Art.4. § 1. Doctors in de genees-, heel- en verloskunde, specialist in hetzij interne geneeskunde, chirurgie, anesthesiologie, kindergeneeskunde of in een aanverwante specialiteit en met onmiskenbare kennis in dringende geneeskundige hulpverlening zowel voor als na de ziekenhuisopname worden door het bestendig bureau aangewezen als regulatie-geneesheren. Kandidaat specialisten van de hierboven vermelde specialiteiten die ten minste drie jaar stage vervuld hebben mogen aan de beurtrollen van de regulatiewachtdiensten deelnemen; deze zullen door hun dienstchef worden aangeduid en zij zullen moeten beschikken over een onmiskenbare kennis in dringende geneeskundige hulpverlening zowel voor als na de ziekenhuisopname.
  § 2. Als hoofdaangestelden hebben regulatiegeneesheren dezelfde verplichtingen als aangestelden. Voor alles wat de gezondheid en de geneeskunde betreft met inbegrip van het toezicht op de opname en het effectief ten laste nemen van patiënten door de ziekenhuisspoedgevallendiensten, nemen zij de eindbeslissing. Hun beslissingen zijn onmiddellijk uitvoerbaar. Het bestendig bureau regelt eventuele geschillen; indien er geschillen op deontologisch vlak bestaan worden deze aan het geneeskundig college toevertrouwd.

Art.5. Een regulatie-geneesheer voorgesteld door de commissie vermeld in artikel 3, § 1, wordt door de Minister aangeduid om het regulatiecentrum te leiden. Deze directeur organiseert het werk, stelt de beurtrol der wachtdiensten op, helpt het experiment evalueren en geeft het bestendig bureau uitleg betreffende de verschillende te realiseren maatregelen en bespreekt desgevallend de werkprestaties van de niet-geneesheren aangestelden met de officier-diensthoofd van de brandweerdienst.
  In het centrum Brussel gebeurt deze aanduiding in overleg met de bevoegde Staatssecretaris voor het Brusselse Hoofdstedelijk Gewest.

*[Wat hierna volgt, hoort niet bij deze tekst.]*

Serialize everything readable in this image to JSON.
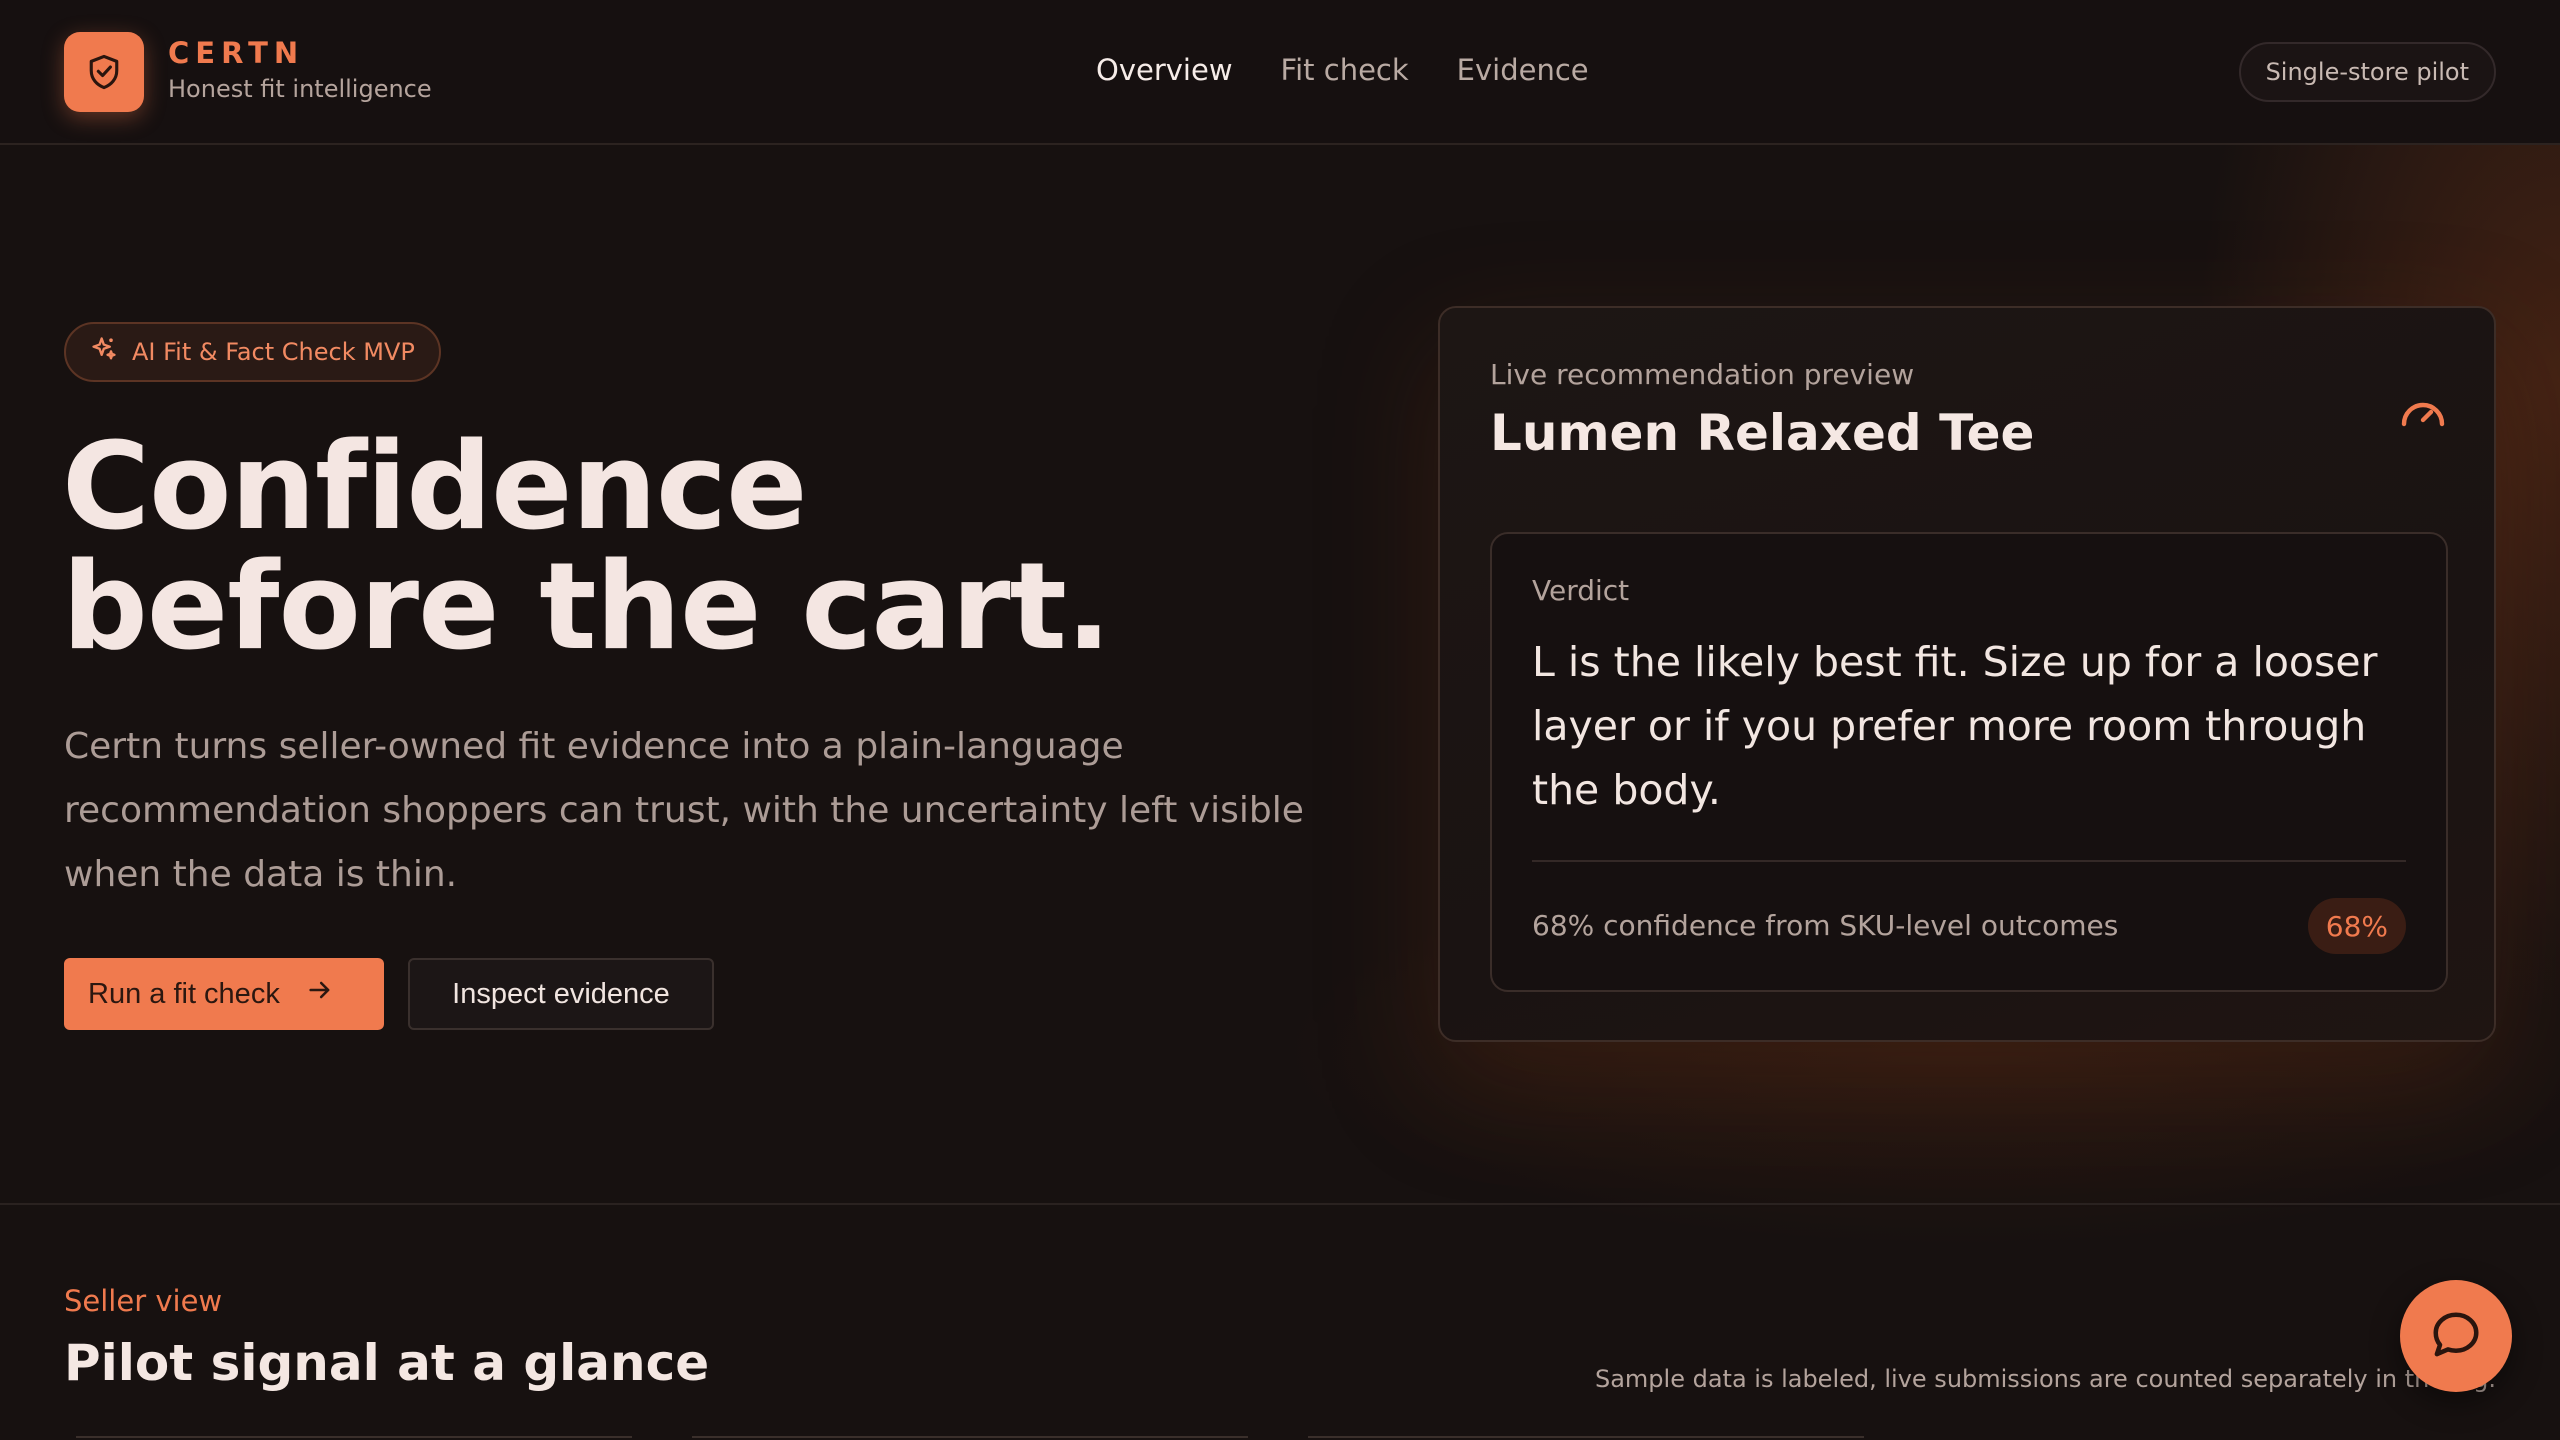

Art.6. § 1. Om het experiment te coördineren komen de directeurs, de voorzitters van de bestendige bureaus en de officieren-diensthoofd van de centra en de bevoegde gezondheidsinspecteurs, regelmatig samen. Dit comité rapporteert zijn bevindingen aan de Minister.
  § 2. De Minister wijst de persoon of personen aan die belast zijn met de begeleiding en supervisie van het hele experiment in de drie centra.

Art.7. § 1. Het bestendig bureau belast één van zijn leden met de verantwoordelijkheid over de verplicht voor te leggen rechtvaardigingsstukken en met het beheer van de geldmiddelen.
  § 2. Binnen de perken van de voor het experiment voorziene begrotingskredieten sluit de Minister met de commissie, vertegenwoordigd door het lid vermeld onder § 1, een overeenkomst in verband met de financiering en de evaluatie van het voorgesteld experiment en delegeert een ambtenaar van de dienst geneeskundige hulp aan de burgerbevolking van het Ministerie van Volksgezondheid en Leefmilieu om deze verrichtingen te controleren.

Art.8. § 1. De Minister die de Volksgezondheid onder zijn bevoegdheid heeft, kan voor de optimale verwezenlijking van het experiment en voor de praktische toepassing in elk van de drie centra in het bijzonder de vereiste beslissingen nemen.
  § 2. In het centrum Brussel worden de praktische modaliteiten van het experiment in samenwerking met de Staatssecretaris voor de Brusselse Hoofdstedelijke Executieve, bevoegd voor de dringende geneeskundige hulpverlening, genomen.

Art.9. § 1. Dit besluit treedt in werking op 1 september 1991.
  § 2. De experimenten mogen hernieuwd worden voor een periode van twaalf maanden, op grond van een tussentijds evaluatierapport dat dient te worden overgemaakt aan de Minister in de loop van de zesde maand van de eerste periode.

Art. 10. Onze Minister van Sociale Zaken, Onze Minister van Binnenlandse Zaken en Onze Staatssecretaris voor Volkgezondheid zijn, ieder wat hem betreft, belast met de uitvoering van dit besluit.